A massoterapeuta Rosangela Bittencourt, 63, teve diagnóstico de câncer de mama ductal in situ há quase 20 anos e recebeu indicação de uma mastectomia (retirada das mamas) bilateral. Mas após dois anos na fila de espera do SUS, ela desistiu da cirurgia e partiu para tratamentos da medicina tradicional chinesa.

"Foi uma decisão difícil, mas quando eu soube que depois da mastectomia ainda teria que passar por uns oito procedimentos, desisti e apostei em outros caminhos", diz. Ela continua monitorando as microcalcificações com exames e consultas médicas, mas afirma que elas diminuíram e estão sob controle.

No caso do câncer colorretal baixo, o protocolo Watch&Wait (observar e esperar), como é conhecido internacionalmente, foi desenvolvido pela médica brasileira Angelita Habr-Gama nos anos de 1990 e consegue evitar que o paciente seja submetido a cirurgias de grande porte, que podem resultar em infecções, disfunções sexual e urinária, além da necessidade de colostomia [bolsa coletora de fezes].

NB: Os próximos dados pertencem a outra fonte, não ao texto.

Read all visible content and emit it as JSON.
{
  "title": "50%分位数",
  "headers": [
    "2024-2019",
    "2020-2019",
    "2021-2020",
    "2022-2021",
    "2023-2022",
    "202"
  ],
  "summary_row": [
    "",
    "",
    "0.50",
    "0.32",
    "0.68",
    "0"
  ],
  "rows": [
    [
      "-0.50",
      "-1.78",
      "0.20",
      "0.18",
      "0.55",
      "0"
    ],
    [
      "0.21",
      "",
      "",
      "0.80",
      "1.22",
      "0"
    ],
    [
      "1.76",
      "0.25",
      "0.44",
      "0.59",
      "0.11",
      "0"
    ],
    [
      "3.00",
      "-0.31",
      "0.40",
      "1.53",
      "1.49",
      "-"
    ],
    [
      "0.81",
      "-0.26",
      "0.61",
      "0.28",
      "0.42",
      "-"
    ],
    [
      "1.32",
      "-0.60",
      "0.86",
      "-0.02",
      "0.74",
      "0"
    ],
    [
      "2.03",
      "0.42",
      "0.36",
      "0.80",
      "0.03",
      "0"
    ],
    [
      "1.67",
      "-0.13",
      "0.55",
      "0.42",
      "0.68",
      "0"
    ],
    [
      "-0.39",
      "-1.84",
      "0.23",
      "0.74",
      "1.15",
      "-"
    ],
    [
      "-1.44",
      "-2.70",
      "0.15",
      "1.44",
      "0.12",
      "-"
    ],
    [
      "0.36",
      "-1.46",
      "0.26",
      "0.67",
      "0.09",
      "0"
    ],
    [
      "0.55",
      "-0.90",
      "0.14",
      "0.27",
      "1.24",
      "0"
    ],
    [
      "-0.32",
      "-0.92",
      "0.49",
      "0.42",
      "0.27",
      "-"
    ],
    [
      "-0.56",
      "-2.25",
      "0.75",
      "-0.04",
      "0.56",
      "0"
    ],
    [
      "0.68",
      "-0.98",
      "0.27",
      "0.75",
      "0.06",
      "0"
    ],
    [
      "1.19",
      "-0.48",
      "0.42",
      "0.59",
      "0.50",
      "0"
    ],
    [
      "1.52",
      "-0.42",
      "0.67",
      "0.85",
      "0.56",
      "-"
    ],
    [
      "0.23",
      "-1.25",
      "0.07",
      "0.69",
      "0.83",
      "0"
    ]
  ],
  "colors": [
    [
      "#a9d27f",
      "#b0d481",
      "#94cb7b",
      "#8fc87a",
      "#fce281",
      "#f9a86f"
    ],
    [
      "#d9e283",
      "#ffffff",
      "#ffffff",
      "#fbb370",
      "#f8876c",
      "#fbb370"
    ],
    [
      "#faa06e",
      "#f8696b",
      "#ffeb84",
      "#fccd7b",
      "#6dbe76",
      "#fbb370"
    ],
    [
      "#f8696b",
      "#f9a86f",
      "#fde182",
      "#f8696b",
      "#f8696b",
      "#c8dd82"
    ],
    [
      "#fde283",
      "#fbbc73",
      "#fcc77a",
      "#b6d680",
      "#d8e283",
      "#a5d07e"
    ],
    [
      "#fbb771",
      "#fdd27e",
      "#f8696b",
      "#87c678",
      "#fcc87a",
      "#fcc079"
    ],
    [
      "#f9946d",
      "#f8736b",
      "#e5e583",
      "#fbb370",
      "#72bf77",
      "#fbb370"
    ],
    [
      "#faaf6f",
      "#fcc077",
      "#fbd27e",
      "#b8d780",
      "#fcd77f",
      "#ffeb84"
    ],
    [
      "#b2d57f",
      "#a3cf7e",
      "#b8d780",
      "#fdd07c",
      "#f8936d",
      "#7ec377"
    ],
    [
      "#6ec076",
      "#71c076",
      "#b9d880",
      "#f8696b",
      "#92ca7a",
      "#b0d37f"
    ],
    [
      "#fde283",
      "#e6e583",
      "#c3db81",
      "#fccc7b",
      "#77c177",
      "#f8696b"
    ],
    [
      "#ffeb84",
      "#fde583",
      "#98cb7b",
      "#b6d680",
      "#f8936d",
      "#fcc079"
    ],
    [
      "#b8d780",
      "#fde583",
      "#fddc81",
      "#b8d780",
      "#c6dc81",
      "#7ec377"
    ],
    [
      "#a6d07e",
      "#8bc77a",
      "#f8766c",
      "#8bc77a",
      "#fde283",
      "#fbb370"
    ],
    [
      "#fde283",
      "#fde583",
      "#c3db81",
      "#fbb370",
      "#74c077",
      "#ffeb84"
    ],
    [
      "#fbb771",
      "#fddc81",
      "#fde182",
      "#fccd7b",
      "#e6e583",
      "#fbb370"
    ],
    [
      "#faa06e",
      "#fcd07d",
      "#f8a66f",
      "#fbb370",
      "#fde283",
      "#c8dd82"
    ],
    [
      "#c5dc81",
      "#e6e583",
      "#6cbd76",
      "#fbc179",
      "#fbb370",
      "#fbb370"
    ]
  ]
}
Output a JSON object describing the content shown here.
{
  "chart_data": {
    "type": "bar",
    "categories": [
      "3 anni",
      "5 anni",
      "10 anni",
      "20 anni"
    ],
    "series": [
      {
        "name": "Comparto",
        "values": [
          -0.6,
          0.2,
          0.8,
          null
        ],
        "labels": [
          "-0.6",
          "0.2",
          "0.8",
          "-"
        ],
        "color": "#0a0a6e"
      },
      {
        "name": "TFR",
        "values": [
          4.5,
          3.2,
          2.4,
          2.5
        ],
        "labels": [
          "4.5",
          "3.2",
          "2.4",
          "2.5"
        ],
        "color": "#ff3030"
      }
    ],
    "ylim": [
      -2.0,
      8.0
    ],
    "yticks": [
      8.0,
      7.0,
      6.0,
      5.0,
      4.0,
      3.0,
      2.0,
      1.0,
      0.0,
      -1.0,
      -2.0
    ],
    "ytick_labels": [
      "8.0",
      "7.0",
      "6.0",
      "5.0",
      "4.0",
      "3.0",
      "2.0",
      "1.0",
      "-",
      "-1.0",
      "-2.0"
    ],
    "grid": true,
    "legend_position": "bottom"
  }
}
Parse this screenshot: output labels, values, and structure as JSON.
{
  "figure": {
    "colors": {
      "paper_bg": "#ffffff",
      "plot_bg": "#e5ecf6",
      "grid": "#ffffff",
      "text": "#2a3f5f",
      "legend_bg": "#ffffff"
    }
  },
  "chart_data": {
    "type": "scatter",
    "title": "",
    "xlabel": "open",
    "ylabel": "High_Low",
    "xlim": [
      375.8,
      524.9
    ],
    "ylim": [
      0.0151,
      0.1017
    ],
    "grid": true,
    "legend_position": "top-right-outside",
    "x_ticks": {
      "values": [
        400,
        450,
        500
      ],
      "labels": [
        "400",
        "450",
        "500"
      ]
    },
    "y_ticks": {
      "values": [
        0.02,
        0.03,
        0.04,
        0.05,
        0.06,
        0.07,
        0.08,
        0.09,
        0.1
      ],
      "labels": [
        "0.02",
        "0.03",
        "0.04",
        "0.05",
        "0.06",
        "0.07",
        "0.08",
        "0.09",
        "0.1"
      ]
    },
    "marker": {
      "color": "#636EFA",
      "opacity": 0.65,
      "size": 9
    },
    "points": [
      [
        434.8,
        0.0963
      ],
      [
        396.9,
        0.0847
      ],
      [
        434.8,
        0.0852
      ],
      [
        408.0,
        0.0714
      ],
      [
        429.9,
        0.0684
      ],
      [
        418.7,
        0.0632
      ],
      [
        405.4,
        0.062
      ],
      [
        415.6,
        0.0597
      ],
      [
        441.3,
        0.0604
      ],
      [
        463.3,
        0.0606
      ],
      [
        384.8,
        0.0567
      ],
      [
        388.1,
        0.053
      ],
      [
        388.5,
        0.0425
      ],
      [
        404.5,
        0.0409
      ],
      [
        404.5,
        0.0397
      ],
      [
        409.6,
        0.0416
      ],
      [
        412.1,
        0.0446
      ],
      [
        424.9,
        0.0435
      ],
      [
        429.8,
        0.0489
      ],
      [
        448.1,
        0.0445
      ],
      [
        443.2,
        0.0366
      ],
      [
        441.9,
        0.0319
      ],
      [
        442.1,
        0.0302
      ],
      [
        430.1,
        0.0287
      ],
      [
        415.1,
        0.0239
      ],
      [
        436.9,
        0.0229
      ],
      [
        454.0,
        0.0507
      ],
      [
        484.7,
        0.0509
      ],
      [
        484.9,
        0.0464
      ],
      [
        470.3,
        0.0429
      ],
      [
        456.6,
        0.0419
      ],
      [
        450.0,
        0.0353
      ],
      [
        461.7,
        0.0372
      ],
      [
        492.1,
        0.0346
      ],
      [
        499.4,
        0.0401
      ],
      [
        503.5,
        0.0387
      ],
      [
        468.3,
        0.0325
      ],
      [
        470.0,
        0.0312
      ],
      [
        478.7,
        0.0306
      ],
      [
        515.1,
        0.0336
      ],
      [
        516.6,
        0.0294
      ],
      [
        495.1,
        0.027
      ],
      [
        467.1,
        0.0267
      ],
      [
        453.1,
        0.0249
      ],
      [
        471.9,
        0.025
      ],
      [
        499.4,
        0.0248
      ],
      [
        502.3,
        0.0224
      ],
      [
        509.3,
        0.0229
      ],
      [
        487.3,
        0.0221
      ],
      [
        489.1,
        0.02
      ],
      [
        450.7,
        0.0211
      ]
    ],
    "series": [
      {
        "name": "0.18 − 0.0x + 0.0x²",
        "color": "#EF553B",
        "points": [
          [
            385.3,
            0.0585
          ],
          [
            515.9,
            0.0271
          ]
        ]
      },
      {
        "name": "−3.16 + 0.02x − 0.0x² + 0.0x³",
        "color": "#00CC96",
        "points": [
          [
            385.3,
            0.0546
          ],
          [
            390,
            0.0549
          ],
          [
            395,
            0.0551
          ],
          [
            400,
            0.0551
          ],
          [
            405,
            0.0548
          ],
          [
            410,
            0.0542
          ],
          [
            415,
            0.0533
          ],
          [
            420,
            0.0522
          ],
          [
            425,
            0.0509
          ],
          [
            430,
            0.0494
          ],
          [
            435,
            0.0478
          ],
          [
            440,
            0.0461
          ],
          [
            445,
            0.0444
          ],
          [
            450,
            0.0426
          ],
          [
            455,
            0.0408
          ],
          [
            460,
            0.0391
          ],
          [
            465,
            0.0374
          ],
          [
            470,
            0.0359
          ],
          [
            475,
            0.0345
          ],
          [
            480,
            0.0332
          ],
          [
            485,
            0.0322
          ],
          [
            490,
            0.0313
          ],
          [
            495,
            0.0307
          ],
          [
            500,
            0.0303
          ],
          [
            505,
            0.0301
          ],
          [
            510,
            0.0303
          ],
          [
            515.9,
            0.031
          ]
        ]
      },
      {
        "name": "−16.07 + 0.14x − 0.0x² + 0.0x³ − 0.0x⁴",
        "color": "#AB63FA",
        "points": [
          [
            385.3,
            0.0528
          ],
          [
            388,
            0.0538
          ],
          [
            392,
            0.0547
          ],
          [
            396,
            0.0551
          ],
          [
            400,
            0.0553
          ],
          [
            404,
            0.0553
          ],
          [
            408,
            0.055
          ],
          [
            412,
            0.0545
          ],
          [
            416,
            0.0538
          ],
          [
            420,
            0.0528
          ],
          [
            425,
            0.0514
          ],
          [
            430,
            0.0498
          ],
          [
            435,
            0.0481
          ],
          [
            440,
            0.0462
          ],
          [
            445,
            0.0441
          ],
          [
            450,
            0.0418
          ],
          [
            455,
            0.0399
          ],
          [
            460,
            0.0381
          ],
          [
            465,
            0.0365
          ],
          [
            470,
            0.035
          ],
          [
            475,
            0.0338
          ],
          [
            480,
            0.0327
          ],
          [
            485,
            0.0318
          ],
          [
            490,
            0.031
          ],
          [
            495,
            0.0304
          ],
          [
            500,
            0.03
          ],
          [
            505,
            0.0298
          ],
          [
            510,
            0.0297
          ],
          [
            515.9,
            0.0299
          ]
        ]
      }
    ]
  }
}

O protocolo mostrou que pacientes com esse tumor respondem bem ao tratamento com radio e quimioterapia, sem necessidade de serem operadas. Mas precisam fazer consultas médicas para exame físico e realizar exames laboratoriais e de imagem.

A cirurgia só é realizada caso o tumor reapareça, o que acontece em cerca de 25% dos casos, segundo Rodrigo Oliva Perez, cirurgião do aparelho digestivo do Hospital Oswaldo Cruz (SP). Ele é o pesquisador principal de um estudo multicêntrico que irá definir qual melhor estratégia de tratamento dos pacientes sob o protocolo.